Je ne peux m'empêcher de rapprocher cet article de celui que j'ai réalisé sur  l'électricité verte est  un luxe à partir de l'interview de Jacques Percebois, professeur d'économie de l'énergie à l'Université de Montpellier.

Il s'agit des deux faces du même problème:
-d'un côté des Etats qui, pour développer le photovoltaïque, mettent en place des mécanismes incitatifs, en général fiscaux, qui ont des conséquences, à terme, désastreuses car elles vont plomber les budgets des Etats ou des ménages.
-de l'autre des entreprises, qui font du lobbying auprès de ces Etats pour multiplier les dispositifs incitatifs, tout en montant des châteaux de cartes financiers pour récupérer des capitaux.
Cette belle mécanique qui s'auto-entretient nous entraîne joyeusement vers l'abîme d'une spéculation financière en interrelation avec le creusement des dettes. En somme, une mini crise financière au niveau des énergies renouvelables. 

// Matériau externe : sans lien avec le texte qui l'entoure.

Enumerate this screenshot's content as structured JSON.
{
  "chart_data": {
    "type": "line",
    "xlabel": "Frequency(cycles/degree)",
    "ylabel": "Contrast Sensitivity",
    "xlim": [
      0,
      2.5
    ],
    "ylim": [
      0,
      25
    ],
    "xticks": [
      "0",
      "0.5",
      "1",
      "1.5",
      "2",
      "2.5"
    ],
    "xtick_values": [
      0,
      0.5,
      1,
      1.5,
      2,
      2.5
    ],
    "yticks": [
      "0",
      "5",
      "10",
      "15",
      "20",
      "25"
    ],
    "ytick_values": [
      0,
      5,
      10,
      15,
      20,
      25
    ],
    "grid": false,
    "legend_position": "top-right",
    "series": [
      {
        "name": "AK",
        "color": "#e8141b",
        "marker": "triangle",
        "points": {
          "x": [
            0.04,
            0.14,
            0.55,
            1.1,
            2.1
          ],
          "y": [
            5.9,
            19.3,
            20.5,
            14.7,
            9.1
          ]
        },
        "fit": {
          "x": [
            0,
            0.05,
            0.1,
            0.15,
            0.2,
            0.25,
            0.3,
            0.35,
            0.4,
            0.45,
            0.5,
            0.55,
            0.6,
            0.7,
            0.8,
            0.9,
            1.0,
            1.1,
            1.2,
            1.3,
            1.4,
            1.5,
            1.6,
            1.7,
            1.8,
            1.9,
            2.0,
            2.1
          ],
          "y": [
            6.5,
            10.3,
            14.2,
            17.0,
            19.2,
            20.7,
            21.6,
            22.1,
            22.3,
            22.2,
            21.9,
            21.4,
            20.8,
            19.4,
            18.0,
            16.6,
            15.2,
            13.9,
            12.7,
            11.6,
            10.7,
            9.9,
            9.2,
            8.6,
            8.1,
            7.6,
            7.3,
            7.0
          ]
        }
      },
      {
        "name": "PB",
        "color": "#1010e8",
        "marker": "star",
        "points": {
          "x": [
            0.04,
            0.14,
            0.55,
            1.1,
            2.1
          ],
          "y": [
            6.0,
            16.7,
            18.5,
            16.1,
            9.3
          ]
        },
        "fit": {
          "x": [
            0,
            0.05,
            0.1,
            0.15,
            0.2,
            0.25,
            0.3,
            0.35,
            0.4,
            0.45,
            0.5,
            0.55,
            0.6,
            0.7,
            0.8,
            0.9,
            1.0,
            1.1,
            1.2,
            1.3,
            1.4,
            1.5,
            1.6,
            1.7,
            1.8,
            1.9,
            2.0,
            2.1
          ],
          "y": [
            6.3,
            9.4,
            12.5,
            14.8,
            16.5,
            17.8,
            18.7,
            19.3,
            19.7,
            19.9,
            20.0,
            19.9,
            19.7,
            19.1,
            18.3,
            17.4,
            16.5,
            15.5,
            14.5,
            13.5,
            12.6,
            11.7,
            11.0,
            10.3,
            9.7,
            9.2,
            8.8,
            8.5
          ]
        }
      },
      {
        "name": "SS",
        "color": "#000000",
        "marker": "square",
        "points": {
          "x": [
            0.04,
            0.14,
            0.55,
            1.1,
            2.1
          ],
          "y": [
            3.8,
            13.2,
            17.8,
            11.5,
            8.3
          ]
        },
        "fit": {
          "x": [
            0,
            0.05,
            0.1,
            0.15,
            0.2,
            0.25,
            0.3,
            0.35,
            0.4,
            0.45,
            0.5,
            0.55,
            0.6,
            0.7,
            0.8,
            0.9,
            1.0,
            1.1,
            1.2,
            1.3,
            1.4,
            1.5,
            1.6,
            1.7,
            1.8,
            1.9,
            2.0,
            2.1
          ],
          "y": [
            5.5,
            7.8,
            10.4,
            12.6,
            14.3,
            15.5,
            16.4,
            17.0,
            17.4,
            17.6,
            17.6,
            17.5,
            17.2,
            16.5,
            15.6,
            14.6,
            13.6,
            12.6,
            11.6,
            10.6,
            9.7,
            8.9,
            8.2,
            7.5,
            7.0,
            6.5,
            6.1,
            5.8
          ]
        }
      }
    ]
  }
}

La prochaine bulle sera sans doute verte.
 
 Comment expliquer ce phénomène? D'une part, parce que, partout dans le monde, des entrepreneurs et des hommes d'affaires sont à la recherche de nouvelles aubaines pour gagner de l'argent. D'autre part, parce que les gouvernements continuent d'utiliser des mécanismes tayloristes dépassés pariant sur l'investissement public pour faire redémarrer un processus de croissance économique de plus en plus grippée. La conjonction de ces deux processus déclenche des spirales de dynamismes économiques complètement artificielles alimentées par le crédit, c'est à dire l'accumulation de la dette au détriment des générations futures.

Comment en sortir?
-En appliquant des processus  novateurs  sains, c'est à dire qui ne soit pas assis sur l'endettement mais sur des mécanismes travaillant dans l'immédiat.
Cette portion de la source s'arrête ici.